Regional Variations in the Prevalence and Median Age of Diagnosis of Autism Spectrum Disorder in Arkansas

Poster Presentation
Saturday, May 4, 2019: 11:30 AM-1:30 PM
Room: 710 (Palais des congres de Montreal)
S. B. Smith1, M. Lopez2, T. M. Baroud3, A. E. Hudson4 and Y. D. Schwenk4, (1)Developmental Behavioral Pediatrics, University of Arkansas for Medical Sciences, Little Rock, AR, (2)Section of Developmental-Behavioral Pediatrics and Rehabilitation Medicine, UAMS, Little Rock, AR, (3)UAMS, Little Rock, AR, (4)Pediatrics, UAMS, Little Rock, AR

The Autism and Developmental Disabilities Monitoring (ADDM) Network gathers data on Autism Spectrum Disorder (ASD) and other developmental disabilities in multiple sites, including Arkansas (AR), in the United States.
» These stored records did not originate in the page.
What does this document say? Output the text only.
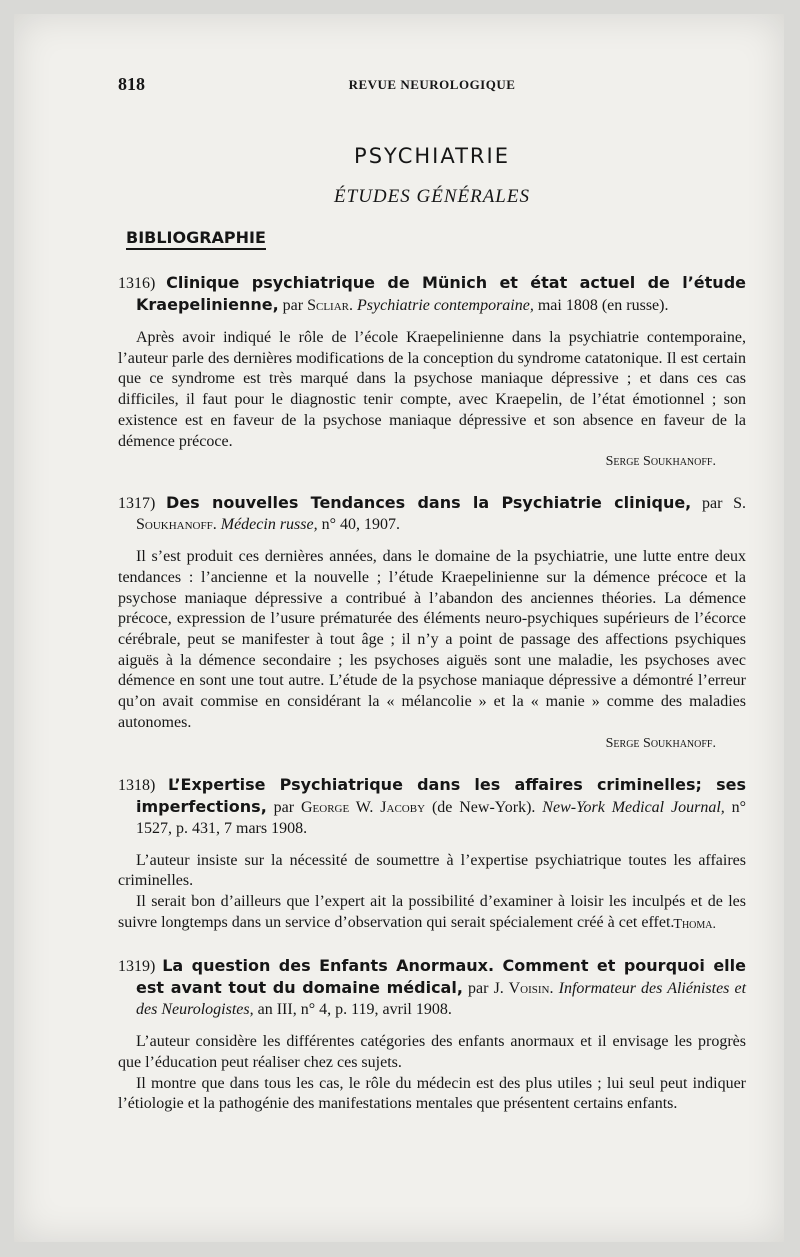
818	REVUE NEUROLOGIQUE
PSYCHIATRIE
ÉTUDES GÉNÉRALES
BIBLIOGRAPHIE
1316) Clinique psychiatrique de Münich et état actuel de l’étude Kraepelinienne, par Scliar. Psychiatrie contemporaine, mai 1808 (en russe).

Après avoir indiqué le rôle de l’école Kraepelinienne dans la psychiatrie contemporaine, l’auteur parle des dernières modifications de la conception du syndrome catatonique. Il est certain que ce syndrome est très marqué dans la psychose maniaque dépressive ; et dans ces cas difficiles, il faut pour le diagnostic tenir compte, avec Kraepelin, de l’état émotionnel ; son existence est en faveur de la psychose maniaque dépressive et son absence en faveur de la démence précoce.

Serge Soukhanoff.
1317) Des nouvelles Tendances dans la Psychiatrie clinique, par S. Soukhanoff. Médecin russe, n° 40, 1907.

Il s’est produit ces dernières années, dans le domaine de la psychiatrie, une lutte entre deux tendances : l’ancienne et la nouvelle ; l’étude Kraepelinienne sur la démence précoce et la psychose maniaque dépressive a contribué à l’abandon des anciennes théories. La démence précoce, expression de l’usure prématurée des éléments neuro-psychiques supérieurs de l’écorce cérébrale, peut se manifester à tout âge ; il n’y a point de passage des affections psychiques aiguës à la démence secondaire ; les psychoses aiguës sont une maladie, les psychoses avec démence en sont une tout autre. L’étude de la psychose maniaque dépressive a démontré l’erreur qu’on avait commise en considérant la « mélancolie » et la « manie » comme des maladies autonomes.

Serge Soukhanoff.
1318) L’Expertise Psychiatrique dans les affaires criminelles; ses imperfections, par George W. Jacoby (de New-York). New-York Medical Journal, n° 1527, p. 431, 7 mars 1908.

L’auteur insiste sur la nécessité de soumettre à l’expertise psychiatrique toutes les affaires criminelles.

Il serait bon d’ailleurs que l’expert ait la possibilité d’examiner à loisir les inculpés et de les suivre longtemps dans un service d’observation qui serait spécialement créé à cet effet. Thoma.
1319) La question des Enfants Anormaux. Comment et pourquoi elle est avant tout du domaine médical, par J. Voisin. Informateur des Aliénistes et des Neurologistes, an III, n° 4, p. 119, avril 1908.

L’auteur considère les différentes catégories des enfants anormaux et il envisage les progrès que l’éducation peut réaliser chez ces sujets.

Il montre que dans tous les cas, le rôle du médecin est des plus utiles ; lui seul peut indiquer l’étiologie et la pathogénie des manifestations mentales que présentent certains enfants.
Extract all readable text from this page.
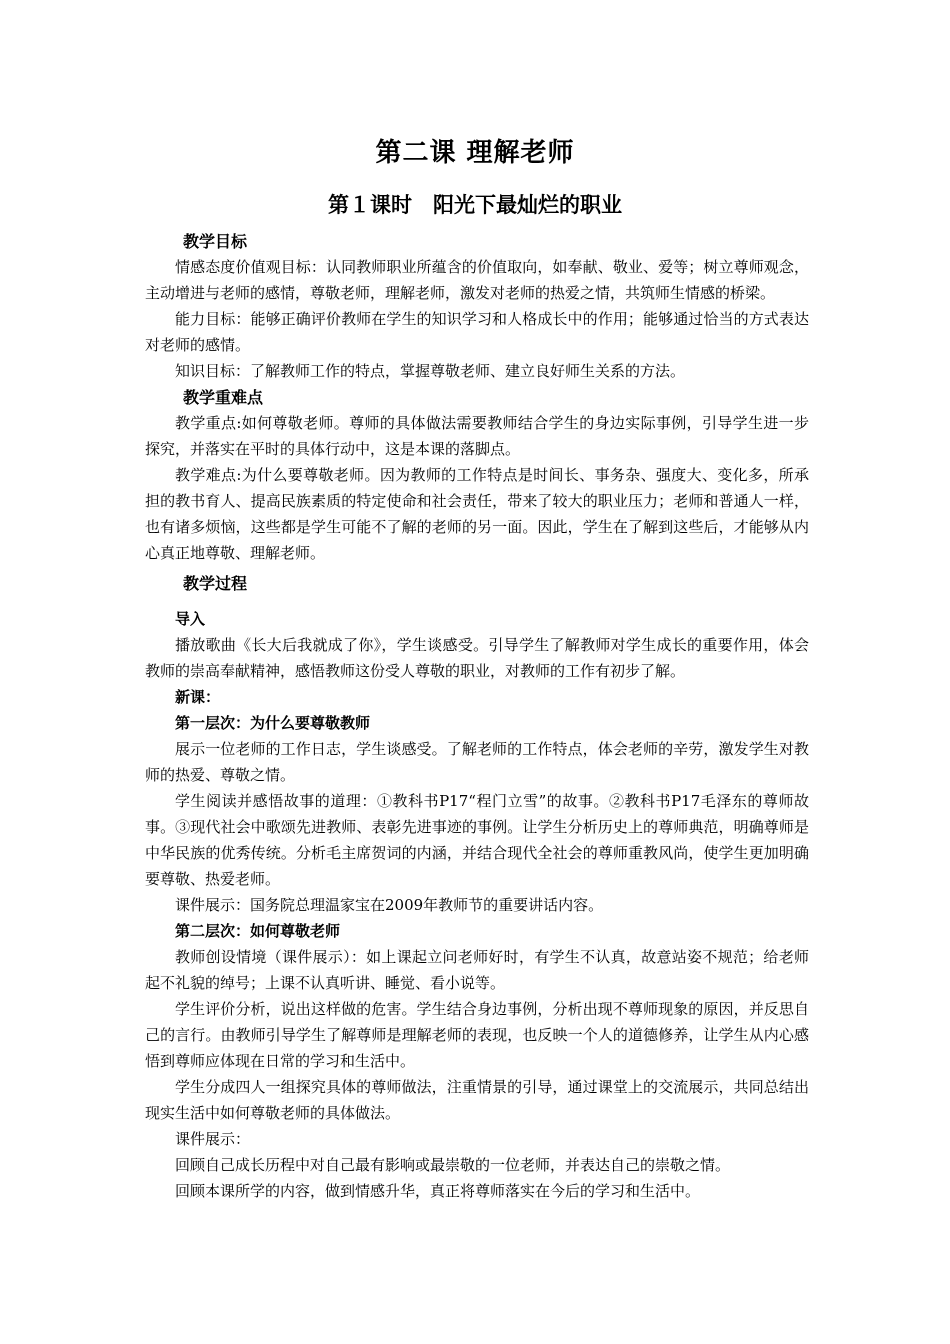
第二课 理解老师
第１课时　阳光下最灿烂的职业
教学目标

情感态度价值观目标：认同教师职业所蕴含的价值取向，如奉献、敬业、爱等；树立尊师观念，主动增进与老师的感情，尊敬老师，理解老师，激发对老师的热爱之情，共筑师生情感的桥梁。

能力目标：能够正确评价教师在学生的知识学习和人格成长中的作用；能够通过恰当的方式表达对老师的感情。

知识目标：了解教师工作的特点，掌握尊敬老师、建立良好师生关系的方法。

教学重难点

教学重点:如何尊敬老师。尊师的具体做法需要教师结合学生的身边实际事例，引导学生进一步探究，并落实在平时的具体行动中，这是本课的落脚点。

教学难点:为什么要尊敬老师。因为教师的工作特点是时间长、事务杂、强度大、变化多，所承担的教书育人、提高民族素质的特定使命和社会责任，带来了较大的职业压力；老师和普通人一样，也有诸多烦恼，这些都是学生可能不了解的老师的另一面。因此，学生在了解到这些后，才能够从内心真正地尊敬、理解老师。

教学过程
导入

播放歌曲《长大后我就成了你》，学生谈感受。引导学生了解教师对学生成长的重要作用，体会教师的崇高奉献精神，感悟教师这份受人尊敬的职业，对教师的工作有初步了解。

新课：
第一层次：为什么要尊敬教师

展示一位老师的工作日志，学生谈感受。了解老师的工作特点，体会老师的辛劳，激发学生对教师的热爱、尊敬之情。

学生阅读并感悟故事的道理：①教科书P17“程门立雪”的故事。②教科书P17毛泽东的尊师故事。③现代社会中歌颂先进教师、表彰先进事迹的事例。让学生分析历史上的尊师典范，明确尊师是中华民族的优秀传统。分析毛主席贺词的内涵，并结合现代全社会的尊师重教风尚，使学生更加明确要尊敬、热爱老师。

课件展示：国务院总理温家宝在2009年教师节的重要讲话内容。

第二层次：如何尊敬老师

教师创设情境（课件展示）：如上课起立问老师好时，有学生不认真，故意站姿不规范；给老师起不礼貌的绰号；上课不认真听讲、睡觉、看小说等。

学生评价分析，说出这样做的危害。学生结合身边事例，分析出现不尊师现象的原因，并反思自己的言行。由教师引导学生了解尊师是理解老师的表现，也反映一个人的道德修养，让学生从内心感悟到尊师应体现在日常的学习和生活中。

学生分成四人一组探究具体的尊师做法，注重情景的引导，通过课堂上的交流展示，共同总结出现实生活中如何尊敬老师的具体做法。

课件展示：

回顾自己成长历程中对自己最有影响或最崇敬的一位老师，并表达自己的崇敬之情。

回顾本课所学的内容，做到情感升华，真正将尊师落实在今后的学习和生活中。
The AR ADDM data shows a higher median age of diagnosis (SY 2002, 2010 and 2014) and a lower identified prevalence of ASD compared to the ADDM Network average 2014.

Objectives: Given that AR is a largely rural (non-urban) state, we suspect that children living in non-urban areas have more difficulty accessing healthcare resources compared to urban areas. We hypothesize that the identified prevalence of ASD is lower for children in non-urban areas and the median age of diagnosis is higher for children in non-urban areas.

Methods: AR ADDM data was collected statewide for study years (SY) 2002, 2010 and 2014. The methodology is modeled on a standardized retrospective record review created by the CDC’s Metropolitan Atlanta Developmental Disabilities Surveillance Program (MADDSP). Counties were then categorized into urban versus rural (non-urban) areas for comparison based on U.S. Census Data. Data analyzed included prevalence (subdivided by race and ethnicity) per 1000 of 8-year-old children diagnosed with ASD and the median age (in months) at earliest evaluation confirming an ASD diagnosis.

Results: The identified prevalence of ASD was significantly higher in urban areas compared to non-urban areas for the total population in SY 2010 and 2014. When looking at the different racial/ethnic groups, this trend is also true for Non-Hispanic Whites in SY 2010 and 2014 but not for other racial/ethnic groups. There was no significant difference in identified prevalence between Black Non-Hispanics and Hispanics (of any race) living in urban and in non-urban areas for any study year. There was no significant difference in median age of diagnosis in non-urban versus urban areas for 2002, 2010 and 2014 for the total population.

Conclusions: The data supports the hypothesis that there is a lower identified prevalence for children in non-urban areas compared to urban areas overall in 2014 (but not in 2010). This is likely due to differences in identified ASD prevalence in non-urban versus urban areas in the White population. The majority of children in Arkansas (as well as this study) are White. This would explain why differences in non-urban versus urban areas in this group greatly impact the total population. Furthermore, there was a much smaller number of Non-Hispanic Black and Hispanic children in the study which may affect why a significant difference was not observed. The data does not show a difference in median age of diagnosis for children in non-urban areas versus non-urban areas for the total population. This study is limited by incomplete race/ethnicity data for SY 2014 (Approx. 15% in Other, Missing, Unknown) and incomplete access to educational data in non-urban counties (but not urban areas) for SY 2014. Further studies are needed to determine contributors to the regional differences, such as migration patterns and limited access to healthcare providers, noted in this study.